Last Monday, November 1st, was All Saints Day. In the Church’s liturgy, this Feast Day is moveable to the first Sunday in November. This coming Sunday, the first Sunday of November, we celebrate the Feast of All Saints.
All Saints Day invites us to contemplate on God through whom fallen humans are transformed into saints. Sunday’s gospel (John 11:32-44) demonstrates God’s glory, God’s spiritual power over life and death. Bodily decay begins after three days, and Lazarus has been dead for four days. But Jesus commands life for Lazarus by the authority of His word, “Lazarus, come out!” And life returns to Lazarus. In Lazarus’ resuscitation, we discern God’s vision for healing, for wholeness, for freedom from pain, for a new creation transformed in love. Jesus’ later death and victorious resurrection opened the way for the new, everlasting life for all believers.
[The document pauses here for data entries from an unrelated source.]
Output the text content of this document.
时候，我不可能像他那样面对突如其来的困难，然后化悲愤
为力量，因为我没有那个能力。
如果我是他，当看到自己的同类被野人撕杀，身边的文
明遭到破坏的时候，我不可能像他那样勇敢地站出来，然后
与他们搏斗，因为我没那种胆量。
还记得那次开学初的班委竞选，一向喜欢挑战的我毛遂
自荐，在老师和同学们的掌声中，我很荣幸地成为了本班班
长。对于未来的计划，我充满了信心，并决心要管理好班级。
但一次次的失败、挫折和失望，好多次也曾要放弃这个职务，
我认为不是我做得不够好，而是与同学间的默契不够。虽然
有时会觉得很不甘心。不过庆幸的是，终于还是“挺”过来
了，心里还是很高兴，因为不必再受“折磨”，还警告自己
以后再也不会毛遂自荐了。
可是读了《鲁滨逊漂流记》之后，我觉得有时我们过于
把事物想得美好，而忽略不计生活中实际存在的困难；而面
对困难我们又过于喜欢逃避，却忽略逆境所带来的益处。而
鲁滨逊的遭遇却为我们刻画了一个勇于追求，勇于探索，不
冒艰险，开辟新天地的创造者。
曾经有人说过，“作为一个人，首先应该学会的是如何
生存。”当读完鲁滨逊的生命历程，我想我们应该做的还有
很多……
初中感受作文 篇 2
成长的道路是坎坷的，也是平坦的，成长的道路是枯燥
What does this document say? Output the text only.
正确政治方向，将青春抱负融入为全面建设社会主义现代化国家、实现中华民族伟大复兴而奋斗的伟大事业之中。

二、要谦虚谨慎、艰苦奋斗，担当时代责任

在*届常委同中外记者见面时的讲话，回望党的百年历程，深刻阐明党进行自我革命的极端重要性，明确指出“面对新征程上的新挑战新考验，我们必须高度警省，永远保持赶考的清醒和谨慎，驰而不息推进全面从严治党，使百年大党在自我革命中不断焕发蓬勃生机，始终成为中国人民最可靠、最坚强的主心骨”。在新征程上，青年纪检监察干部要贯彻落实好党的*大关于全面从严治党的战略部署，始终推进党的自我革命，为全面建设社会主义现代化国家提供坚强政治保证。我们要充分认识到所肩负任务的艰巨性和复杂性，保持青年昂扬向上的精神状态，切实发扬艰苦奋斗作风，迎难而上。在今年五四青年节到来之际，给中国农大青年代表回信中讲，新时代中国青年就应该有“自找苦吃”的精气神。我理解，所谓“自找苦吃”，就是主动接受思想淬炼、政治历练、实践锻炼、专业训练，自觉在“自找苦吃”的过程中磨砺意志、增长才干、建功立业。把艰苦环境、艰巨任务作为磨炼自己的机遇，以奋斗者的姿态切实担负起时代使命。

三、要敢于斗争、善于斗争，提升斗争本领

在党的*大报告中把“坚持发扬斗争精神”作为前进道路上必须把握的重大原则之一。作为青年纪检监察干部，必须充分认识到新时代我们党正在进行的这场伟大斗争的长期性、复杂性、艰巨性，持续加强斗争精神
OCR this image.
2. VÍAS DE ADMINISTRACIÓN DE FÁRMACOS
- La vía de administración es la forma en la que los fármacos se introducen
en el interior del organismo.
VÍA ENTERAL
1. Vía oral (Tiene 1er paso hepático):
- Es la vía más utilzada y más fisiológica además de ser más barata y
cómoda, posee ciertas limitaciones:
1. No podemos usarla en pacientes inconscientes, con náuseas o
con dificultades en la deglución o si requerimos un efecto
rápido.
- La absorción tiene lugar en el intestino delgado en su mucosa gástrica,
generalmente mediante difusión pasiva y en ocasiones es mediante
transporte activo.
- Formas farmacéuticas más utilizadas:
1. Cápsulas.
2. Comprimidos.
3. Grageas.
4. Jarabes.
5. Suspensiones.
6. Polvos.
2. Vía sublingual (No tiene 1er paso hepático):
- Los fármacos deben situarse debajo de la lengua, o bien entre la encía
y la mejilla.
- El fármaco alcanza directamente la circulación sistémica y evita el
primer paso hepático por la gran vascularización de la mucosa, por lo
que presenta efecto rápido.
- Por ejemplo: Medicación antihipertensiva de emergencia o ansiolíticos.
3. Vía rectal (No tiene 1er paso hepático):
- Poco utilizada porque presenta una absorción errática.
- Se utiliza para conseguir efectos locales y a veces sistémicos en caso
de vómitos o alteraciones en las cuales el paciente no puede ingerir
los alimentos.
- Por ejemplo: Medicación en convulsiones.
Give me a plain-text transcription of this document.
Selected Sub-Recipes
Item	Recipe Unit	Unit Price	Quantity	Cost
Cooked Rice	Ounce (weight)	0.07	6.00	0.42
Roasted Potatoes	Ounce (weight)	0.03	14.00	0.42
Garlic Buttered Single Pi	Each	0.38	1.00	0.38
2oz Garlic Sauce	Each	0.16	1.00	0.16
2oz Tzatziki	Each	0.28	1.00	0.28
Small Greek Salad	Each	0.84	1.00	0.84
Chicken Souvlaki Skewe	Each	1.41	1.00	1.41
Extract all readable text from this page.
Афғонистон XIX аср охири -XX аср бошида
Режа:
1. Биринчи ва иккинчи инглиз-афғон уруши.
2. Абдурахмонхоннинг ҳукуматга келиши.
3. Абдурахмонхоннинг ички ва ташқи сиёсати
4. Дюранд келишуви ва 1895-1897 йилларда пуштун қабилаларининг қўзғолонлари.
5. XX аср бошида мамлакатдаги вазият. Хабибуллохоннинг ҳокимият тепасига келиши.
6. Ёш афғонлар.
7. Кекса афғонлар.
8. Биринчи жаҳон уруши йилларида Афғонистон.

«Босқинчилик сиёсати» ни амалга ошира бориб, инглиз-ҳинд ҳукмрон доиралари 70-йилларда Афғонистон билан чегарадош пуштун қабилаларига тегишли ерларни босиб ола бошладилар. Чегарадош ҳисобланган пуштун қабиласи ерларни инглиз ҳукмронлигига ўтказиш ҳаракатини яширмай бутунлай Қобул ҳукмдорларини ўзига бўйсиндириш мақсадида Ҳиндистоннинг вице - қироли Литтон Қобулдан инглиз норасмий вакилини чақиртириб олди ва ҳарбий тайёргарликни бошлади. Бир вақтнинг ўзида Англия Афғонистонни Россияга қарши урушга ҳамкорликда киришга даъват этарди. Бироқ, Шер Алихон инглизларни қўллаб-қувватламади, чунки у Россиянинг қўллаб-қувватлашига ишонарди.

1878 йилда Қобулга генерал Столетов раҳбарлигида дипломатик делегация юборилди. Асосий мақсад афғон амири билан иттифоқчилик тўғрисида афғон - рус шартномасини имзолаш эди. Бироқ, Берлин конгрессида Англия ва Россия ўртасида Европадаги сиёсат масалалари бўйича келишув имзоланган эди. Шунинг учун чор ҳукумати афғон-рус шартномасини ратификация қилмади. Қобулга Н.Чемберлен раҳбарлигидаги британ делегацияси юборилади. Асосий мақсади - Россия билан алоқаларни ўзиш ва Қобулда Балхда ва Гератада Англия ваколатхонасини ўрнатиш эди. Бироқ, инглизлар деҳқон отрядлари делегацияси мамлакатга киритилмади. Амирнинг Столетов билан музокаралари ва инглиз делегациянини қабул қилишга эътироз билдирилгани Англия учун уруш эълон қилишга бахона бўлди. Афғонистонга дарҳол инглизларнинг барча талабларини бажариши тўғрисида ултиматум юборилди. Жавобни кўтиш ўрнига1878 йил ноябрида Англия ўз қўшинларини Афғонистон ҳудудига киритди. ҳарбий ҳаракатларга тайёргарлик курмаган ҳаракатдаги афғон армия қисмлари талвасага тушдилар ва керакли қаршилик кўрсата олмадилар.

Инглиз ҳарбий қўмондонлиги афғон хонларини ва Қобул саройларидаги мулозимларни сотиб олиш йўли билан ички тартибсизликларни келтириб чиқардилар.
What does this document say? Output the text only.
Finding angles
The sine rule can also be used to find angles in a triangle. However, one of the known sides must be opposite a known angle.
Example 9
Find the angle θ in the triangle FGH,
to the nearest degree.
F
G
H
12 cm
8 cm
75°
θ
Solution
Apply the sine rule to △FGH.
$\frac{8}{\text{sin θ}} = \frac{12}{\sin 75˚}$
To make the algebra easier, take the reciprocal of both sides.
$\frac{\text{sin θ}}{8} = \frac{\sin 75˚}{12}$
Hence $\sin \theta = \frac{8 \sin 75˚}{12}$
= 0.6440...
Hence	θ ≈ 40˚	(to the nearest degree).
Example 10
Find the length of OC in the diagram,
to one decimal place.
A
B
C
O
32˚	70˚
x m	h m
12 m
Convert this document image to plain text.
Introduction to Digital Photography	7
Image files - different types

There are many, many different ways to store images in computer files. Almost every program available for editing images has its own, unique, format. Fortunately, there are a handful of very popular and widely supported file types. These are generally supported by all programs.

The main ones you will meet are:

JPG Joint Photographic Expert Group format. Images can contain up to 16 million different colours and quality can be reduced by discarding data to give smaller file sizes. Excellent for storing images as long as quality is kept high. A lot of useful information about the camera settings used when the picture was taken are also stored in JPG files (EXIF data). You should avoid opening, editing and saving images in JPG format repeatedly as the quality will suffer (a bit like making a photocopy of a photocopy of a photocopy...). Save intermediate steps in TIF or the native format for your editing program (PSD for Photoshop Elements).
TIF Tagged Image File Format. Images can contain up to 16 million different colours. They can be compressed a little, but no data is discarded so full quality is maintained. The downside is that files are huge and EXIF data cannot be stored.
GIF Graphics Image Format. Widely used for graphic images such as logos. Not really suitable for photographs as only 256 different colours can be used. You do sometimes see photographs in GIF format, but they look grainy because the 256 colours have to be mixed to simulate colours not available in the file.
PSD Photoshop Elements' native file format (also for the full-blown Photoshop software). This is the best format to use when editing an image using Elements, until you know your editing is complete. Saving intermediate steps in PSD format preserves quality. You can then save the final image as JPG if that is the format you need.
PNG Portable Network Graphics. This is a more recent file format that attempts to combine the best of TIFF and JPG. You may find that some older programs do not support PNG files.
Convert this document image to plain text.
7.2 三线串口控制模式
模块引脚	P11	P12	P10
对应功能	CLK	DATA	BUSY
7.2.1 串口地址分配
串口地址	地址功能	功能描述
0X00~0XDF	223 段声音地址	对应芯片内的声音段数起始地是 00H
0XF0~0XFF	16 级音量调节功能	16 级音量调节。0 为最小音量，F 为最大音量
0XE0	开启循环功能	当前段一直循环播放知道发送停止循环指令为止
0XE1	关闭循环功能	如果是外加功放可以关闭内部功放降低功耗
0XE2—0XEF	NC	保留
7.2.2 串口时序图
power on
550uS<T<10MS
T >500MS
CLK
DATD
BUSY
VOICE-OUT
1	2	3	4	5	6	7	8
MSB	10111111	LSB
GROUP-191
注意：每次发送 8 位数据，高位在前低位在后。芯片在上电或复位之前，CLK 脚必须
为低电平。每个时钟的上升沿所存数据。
On All Saints Day, we celebrate the departed souls who by faith discerned God’s vision of life beyond the physical world. Convinced of the truth of God’s inexhaustible love and His promise of eternal life, they loosened their hold on the material world. Filled with the Spirit, they lived and spoke God’s word boldly and courageously, unmindful of the consequences. The departed saints become a great cloud of heavenly witness, who join with the Church on earth in praising and adoring God in Christ. We honor all the saints of the Church for shining the light of Christ on the world. We remember also the multitude of unnamed saints known only by God; the faithfulness of priests, parents, grandparents, teachers, friends, and others who by their expression of God’s love left a heritage of spiritual fruits.
Are we saints? The Apostle Paul addressing the Church in Rome, wrote, “To all God’s beloved in Rome, who are called to be saints…” We are called by God to be saints. Paul exhorts the believers, prospective saints, to set their minds on the things of the spirit. But it seems that Lazarus is in some way, a metaphor for each of us. Just as Jesus ordered that Lazarus be unbound from the grave cloth, we also need to be unbound from the death-cloths of this world. Jesus desires to unbind us, to save us, to make us saints. He alone has the divine power to do so. All Saints Day calls us to honestly question if we are bound more to the things of the world than to the Spirit. We examine ourselves, then in confession, we lift up our heads to God who gives us the grace of striving to live in the Spirit.